SCIENCE SAYS BUYING FLOWERS MAKES YOU HAPPIER AND HEALTHIER.
Author Hans Christian Anderson once said, "Just living is not enough… One must have sunshine, freedom, and a little flower."
Indeed, freedom is something we can all get behind as a vital element of happiness, and an increasing body of research has found that spending time outside in the sunshine is crucial for our mental and physical well-being. But now, a new study from the University of North Florida, has found that having flowers in one's home does a lot more than simply enhance your living room's aesthetic appeal.
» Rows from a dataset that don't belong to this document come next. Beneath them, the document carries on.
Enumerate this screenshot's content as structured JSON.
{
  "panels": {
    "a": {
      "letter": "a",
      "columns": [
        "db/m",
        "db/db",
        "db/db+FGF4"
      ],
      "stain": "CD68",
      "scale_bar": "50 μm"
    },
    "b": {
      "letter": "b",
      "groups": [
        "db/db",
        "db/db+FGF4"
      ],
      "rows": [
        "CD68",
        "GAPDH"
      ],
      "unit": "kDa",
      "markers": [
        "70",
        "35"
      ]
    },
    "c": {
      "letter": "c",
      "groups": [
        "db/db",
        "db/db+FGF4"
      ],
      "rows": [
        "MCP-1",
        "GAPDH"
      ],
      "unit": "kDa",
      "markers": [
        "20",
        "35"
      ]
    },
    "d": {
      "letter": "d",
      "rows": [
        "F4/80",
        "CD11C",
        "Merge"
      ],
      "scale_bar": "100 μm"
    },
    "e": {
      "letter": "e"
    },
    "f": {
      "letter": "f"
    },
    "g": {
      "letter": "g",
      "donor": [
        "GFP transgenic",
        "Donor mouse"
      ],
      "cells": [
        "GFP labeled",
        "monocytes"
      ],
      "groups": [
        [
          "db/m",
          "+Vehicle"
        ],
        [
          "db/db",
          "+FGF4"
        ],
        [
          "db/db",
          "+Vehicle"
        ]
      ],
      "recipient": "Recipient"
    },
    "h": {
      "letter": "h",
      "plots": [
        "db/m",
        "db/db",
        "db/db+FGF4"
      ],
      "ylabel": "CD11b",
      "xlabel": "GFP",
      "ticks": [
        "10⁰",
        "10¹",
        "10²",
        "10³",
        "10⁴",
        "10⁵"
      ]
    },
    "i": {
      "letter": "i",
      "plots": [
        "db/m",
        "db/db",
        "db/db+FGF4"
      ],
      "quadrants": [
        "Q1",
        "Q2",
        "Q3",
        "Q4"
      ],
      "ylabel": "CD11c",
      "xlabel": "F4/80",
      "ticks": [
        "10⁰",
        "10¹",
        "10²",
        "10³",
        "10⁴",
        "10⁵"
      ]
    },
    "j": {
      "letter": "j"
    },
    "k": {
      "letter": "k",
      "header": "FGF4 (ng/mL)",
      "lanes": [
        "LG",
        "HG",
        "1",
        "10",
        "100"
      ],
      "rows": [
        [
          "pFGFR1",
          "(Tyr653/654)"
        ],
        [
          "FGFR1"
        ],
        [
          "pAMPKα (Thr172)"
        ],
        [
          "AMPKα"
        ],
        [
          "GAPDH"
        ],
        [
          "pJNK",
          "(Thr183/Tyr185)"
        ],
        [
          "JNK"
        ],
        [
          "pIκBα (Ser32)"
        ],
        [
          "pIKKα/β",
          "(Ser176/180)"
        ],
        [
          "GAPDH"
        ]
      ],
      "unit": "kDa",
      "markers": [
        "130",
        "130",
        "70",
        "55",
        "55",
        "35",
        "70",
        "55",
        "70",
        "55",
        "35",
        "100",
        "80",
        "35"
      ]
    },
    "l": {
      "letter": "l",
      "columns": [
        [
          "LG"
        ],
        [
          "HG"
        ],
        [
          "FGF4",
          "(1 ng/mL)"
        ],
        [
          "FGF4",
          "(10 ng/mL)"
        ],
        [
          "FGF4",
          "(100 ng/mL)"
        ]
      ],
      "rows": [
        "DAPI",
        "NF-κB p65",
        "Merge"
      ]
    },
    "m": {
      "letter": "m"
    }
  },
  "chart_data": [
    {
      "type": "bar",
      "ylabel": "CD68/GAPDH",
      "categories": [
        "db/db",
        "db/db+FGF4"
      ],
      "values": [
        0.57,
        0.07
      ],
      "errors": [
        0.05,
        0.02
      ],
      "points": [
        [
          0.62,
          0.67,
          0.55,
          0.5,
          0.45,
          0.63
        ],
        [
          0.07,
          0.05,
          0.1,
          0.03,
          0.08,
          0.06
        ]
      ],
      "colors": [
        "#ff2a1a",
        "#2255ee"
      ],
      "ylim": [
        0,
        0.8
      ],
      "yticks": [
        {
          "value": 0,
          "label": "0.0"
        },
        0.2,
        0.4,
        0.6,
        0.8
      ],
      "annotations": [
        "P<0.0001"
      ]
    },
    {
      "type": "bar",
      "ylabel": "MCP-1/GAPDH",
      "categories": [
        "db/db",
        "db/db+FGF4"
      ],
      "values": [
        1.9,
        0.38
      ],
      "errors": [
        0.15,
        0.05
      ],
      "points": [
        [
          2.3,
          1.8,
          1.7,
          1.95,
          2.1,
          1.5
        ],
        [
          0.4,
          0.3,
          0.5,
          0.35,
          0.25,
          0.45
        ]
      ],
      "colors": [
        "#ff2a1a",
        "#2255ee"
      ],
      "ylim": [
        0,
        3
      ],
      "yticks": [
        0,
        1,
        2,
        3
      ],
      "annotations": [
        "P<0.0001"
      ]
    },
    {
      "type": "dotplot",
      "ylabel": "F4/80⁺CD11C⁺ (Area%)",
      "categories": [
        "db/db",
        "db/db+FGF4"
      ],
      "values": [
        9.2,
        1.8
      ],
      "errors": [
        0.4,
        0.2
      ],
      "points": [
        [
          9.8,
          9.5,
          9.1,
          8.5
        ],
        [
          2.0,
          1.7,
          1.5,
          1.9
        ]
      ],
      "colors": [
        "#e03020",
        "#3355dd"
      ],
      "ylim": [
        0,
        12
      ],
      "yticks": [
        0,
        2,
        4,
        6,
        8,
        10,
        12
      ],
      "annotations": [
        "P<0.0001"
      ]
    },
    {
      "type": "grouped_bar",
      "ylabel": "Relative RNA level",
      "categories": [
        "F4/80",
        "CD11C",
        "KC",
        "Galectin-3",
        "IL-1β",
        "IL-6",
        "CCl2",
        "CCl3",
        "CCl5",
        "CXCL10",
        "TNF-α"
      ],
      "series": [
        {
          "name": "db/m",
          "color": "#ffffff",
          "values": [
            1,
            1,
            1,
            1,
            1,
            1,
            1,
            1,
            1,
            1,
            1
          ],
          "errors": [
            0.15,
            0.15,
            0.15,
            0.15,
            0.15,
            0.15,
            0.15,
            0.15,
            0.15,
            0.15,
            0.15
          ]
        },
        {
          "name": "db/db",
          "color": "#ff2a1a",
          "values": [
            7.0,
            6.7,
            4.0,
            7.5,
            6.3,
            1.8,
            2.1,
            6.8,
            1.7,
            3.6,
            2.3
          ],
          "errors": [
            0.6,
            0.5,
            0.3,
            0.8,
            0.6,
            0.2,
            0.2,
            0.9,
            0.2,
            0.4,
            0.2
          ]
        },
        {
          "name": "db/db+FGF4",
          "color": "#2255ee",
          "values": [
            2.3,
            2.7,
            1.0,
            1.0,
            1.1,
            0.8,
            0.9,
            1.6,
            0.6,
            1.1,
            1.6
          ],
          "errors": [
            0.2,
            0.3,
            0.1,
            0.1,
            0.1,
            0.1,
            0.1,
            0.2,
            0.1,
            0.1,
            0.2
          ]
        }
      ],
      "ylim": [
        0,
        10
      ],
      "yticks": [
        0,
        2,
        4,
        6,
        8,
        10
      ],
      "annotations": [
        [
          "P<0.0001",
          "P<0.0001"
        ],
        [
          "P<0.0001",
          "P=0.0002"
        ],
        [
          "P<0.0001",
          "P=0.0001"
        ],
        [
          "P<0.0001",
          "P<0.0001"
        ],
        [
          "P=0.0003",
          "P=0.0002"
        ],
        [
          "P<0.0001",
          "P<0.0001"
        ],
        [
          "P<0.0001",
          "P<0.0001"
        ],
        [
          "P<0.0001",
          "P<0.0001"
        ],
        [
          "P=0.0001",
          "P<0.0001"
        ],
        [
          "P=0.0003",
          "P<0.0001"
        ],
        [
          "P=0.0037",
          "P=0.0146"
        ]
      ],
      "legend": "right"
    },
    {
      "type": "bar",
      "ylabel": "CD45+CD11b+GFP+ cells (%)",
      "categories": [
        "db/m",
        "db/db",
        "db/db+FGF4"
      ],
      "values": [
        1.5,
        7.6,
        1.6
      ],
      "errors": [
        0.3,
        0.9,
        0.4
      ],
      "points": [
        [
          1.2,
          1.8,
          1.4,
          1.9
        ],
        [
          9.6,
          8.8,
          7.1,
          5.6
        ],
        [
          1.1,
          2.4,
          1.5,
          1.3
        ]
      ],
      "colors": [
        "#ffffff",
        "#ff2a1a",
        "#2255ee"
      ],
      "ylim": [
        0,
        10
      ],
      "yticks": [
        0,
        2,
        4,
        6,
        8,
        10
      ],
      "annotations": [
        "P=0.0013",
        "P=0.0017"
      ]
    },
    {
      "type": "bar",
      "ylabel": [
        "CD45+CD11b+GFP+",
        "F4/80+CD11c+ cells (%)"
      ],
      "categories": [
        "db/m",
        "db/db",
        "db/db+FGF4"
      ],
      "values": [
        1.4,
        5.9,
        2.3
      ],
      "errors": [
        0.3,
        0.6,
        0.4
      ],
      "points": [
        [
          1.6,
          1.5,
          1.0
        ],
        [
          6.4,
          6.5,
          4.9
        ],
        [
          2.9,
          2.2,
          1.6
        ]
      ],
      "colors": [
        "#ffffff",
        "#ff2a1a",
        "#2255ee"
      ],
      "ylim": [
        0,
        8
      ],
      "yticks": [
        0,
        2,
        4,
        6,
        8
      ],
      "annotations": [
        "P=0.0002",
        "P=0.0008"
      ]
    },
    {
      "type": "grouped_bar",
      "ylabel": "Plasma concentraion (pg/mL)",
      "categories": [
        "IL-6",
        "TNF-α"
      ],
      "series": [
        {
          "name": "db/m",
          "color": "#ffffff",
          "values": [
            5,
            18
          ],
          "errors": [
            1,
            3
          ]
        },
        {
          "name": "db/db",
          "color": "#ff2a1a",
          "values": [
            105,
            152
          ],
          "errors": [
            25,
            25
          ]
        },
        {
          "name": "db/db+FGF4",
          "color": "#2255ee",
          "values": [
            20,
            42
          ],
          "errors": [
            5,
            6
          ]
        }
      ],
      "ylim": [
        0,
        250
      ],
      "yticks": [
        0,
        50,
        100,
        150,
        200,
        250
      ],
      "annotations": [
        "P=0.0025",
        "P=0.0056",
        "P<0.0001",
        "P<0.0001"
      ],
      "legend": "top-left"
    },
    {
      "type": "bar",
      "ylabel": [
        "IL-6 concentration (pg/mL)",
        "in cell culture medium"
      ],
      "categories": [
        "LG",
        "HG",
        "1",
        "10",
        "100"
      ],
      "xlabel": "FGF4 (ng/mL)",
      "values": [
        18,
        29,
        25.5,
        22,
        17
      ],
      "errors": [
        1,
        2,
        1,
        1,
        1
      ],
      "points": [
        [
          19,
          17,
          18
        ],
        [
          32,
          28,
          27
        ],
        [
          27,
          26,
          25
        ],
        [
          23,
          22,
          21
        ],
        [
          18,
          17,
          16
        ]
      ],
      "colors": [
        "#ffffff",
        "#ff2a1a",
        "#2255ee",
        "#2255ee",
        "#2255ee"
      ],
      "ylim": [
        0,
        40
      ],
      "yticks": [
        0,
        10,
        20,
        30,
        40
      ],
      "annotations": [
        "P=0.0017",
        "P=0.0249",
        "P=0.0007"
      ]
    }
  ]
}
"There is a growing body of research that illustrates how environmental design positively impacts health," Erin Largo-Wight, Ph.D., Associate Professor of University of North Florida's Department of Public Health and lead author of the study, said. "Now it is both intuitive and scientifically known that adding elements of nature, like flowers, to interiors promotes well-being."
Read on for some of myriad benefits that you can expect from the simple act of adding flowers to your home. And for another easy way to lead a calmer existence, read Feeling Stressed Out? Science Says to Wear Your Partner's Shirt.
The study cites a recent survey that found that 68 percent of people feel stress on a weekly basis, and another 32 percent feel stressed every single day. Women are especially affected, with one in four reporting that they feel stressed out multiple times a day.
The two-month study asked 170 women aged 18-65 to fill out Perceived Stress Questionnaires at the beginning and end of their 12-day participation, which included 30 statements such as "you feel mentally exhausted," "your problems seem to be piling up," "you feel discouraged," and "you have trouble relaxing," with a four-point scale ranging from Usually to Almost Never.
The study notes that women who received flowers overwhelmingly reported that they improved their mood. Researchers believe that this is because "flowers provide the opportunity for nature contact, an established health-promoting environmental exposure."
This study focused entirely on women, which is no surprise, given that women are traditionally seen as the recipients of flowers. But a 2005 Rutgers study found that flowers induced a very positive reaction in both women and men when they were randomly handed out to people in elevators.
Research has found that being around flowers increases the level of compassion that they feel for others and are more willing to extend a helping hand to those in need. As such, they tend to enjoy better relationships with others. For more on how being conscientious can improve your relationship with your romantic partner, check out why Science Says People with This Personality Trait Have Better Sex.
One of the experiments in the aforementioned Rutgers study involved analyzing the effect that flowers had on those aged 55 and above. The fact that the flowers boosted the moods of the senior citizens was no surprise. What was unexpected is that they seemed to have a positive impact on their episodic memory.
Which is to say that because flowers are so fragrant and the smells are so strongly linked with memories, flowers have the potential to activate and therefore exercise the parts of your brain associated with memory. Amazing!
Lavender has long been believed to be a great, natural aid to sleep. To test this theory, Wesleyan University researchers asked 31 men and women to sniff lavender essential oil on certain nights in a sleep study, and found that, when they did, they reported feeling more well-rested and energetic the following morning. For more on how to get the best sleep of your life, check out This Is the One Thing You Should Never Do Before Bed.
One study of 90 patients recovering from a hemorrhoidectomy in a hospital found that patients who were placed in rooms containing flowers "had significantly more positive physiologic responses evidenced by lower systolic blood pressure, and lower ratings of pain, anxiety, and fatigue than patients in the control room."
Nowadays, it's fairly rare to see a man carrying flowers to a first date, which is a shame. A 2010 study found that women rated men in videos as sexier when sitting in a room filled with flowers than in one with empty vases, and they reported feeling more likely to go out with them.
In another experiment, the researchers asked an attractive man to request the phone number of 600 women in a shopping mall, and found that asking them in front of a flower shop boosted his success rate by more than 10 percent, indicating that the mere presence of flowers is enough to make a man seem like a more desirable candidate for romance. This indicates that perhaps bringing flowers to a date is one of those Old-Fashioned Relationship Tips That Still Apply Today.